All students will produce two short essays, deliver a presentation as part of a group and undertake a formal examination at the end of the course. Unlike a typical university course, in which students can fall behind in the readings, miss some classes, and catch up through intensive studying prior to exams, a short and interactive-seminar-based course like this depends entirely on its members attending every class, having adequately prepared beforehand by completing the required reading. The process simply fails if its members do not make, and keep, a serious and active commitment to it. With these descriptions in mind, you should be aware that this module requires you to do all the core readings, attend all of the seminar meetings, and participate actively in all of our discussions.
Mode of Assessment:
- Participation 20%
- Course work
- Presentation 20%
- Short Essay 20%
- Exam 40%
1. Attendance and Participation (20%): While attendance is mandatory, the bulk of this mark will be based on your participation. Participation will be assessed, based on the following indicators:
- Evidence of having done the set readings: This can include having reading notes visible, raising questions about the readings, quoting the readings when making an observation or a comment, challenging the views of the readings, and comparing different readings.
- Active participation: this entails engaging in the discussions in class, responding to questions posed by the professor and other students. It also entails asking questions about the material or any other matters about the course that need clarification.
- Active listening: the student takes notes during seminars and class exercises, and when watching films, or when others are talking.
- Collegiality, respect, politeness and teamwork apply at all times: diversity of ideas and challenge will be actively promoted in a polite and respectful environment. Those that talk more will also be mindful to let others speak too. Those that speak less will take some responsibility to speak and contribute to class.
2. Presentation (20%): Students will be required to do a 20-minute presentation, as part of a group of 2-3 people. They will also be required to lead a discussion afterwards. The presentation will address one of the seminar questions set for that day (see the break down of seminars in this syllabus). Presenters will draw for their presentation on the core readings of that seminar as well as on additional research for which the supplementary readings should be the first reference. They will also give an overview of a case study. The presentation will allow students to study one issue as it applies to a particular case. It will also allow students to practice their public speaking skills, including the handling of a Q&A after the presentation, and diligence in conveying a convincing argument orally. Referencing conventions apply at all times so please make sure all sources are properly acknowledged in your presentations and slides.
Presentation due: The day of the seminar.
3. One short essay (20%): One min 1000 -max 1500-word essay addressing one of the questions set for one seminar (different to that of the presentation). Essays will put forward an argument, addressing the question directly, engaging with the seminar’s core readings in an analytical and critical manner.
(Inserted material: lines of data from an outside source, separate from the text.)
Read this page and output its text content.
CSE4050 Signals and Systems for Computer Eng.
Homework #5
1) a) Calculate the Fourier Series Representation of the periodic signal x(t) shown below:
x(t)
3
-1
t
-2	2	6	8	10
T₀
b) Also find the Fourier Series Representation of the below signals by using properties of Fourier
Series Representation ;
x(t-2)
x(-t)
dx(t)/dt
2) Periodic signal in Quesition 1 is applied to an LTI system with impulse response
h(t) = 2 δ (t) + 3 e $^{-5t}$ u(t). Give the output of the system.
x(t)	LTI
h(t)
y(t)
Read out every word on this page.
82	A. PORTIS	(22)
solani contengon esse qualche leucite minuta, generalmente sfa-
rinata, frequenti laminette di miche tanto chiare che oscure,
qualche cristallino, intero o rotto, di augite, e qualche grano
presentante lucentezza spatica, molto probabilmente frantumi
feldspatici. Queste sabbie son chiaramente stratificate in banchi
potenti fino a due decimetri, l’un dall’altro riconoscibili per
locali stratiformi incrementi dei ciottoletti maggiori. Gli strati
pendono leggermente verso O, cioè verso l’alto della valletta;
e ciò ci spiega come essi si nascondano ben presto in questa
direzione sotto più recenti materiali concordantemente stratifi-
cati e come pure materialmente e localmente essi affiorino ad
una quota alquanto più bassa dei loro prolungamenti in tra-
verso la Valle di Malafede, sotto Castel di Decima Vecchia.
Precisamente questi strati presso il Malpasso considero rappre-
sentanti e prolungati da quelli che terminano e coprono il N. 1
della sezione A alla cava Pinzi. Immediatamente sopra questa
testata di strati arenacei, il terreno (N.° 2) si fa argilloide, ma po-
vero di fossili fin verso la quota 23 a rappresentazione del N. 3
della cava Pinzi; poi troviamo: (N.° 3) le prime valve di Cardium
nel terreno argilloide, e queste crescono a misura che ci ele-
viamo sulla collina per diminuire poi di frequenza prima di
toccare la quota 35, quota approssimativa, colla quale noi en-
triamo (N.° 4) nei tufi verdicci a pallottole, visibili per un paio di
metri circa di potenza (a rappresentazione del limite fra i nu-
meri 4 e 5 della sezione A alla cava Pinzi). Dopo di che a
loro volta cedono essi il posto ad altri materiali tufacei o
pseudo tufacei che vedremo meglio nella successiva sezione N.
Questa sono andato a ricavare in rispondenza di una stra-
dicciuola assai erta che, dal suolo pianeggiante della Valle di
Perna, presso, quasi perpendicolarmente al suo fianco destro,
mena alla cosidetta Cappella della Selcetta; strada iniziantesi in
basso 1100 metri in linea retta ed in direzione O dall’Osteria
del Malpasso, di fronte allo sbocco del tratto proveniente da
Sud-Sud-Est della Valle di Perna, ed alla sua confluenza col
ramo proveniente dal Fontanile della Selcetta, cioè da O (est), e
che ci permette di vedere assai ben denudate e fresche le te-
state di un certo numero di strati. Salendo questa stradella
They will also conduct extra research to back up the main points of the essay and any facts or cases the essay discusses (the supplementary readings should be a first reference).
Essays due: One week after the seminar of the chosen topic. It is submitted by email as a word document to the lecturer in charge of that seminar.
4. Exam (40%): 2hrs exam attempting 2 questions from a list of 10 topics. The exam will require you to answer two questions in an essay-format. In addition to offer and sustain an answer to the question, the exam requires that students engage the core texts and issues that relate to the particular topic. It will be also an asset to bring in examples, cases and display critical thinking skills. Purely descriptive answers that simply give an account of the content of certain texts will not be sufficient. We expect to see conceptual analysis and evaluation in your exam. Your exam questions may be related to the class presentation or the essays.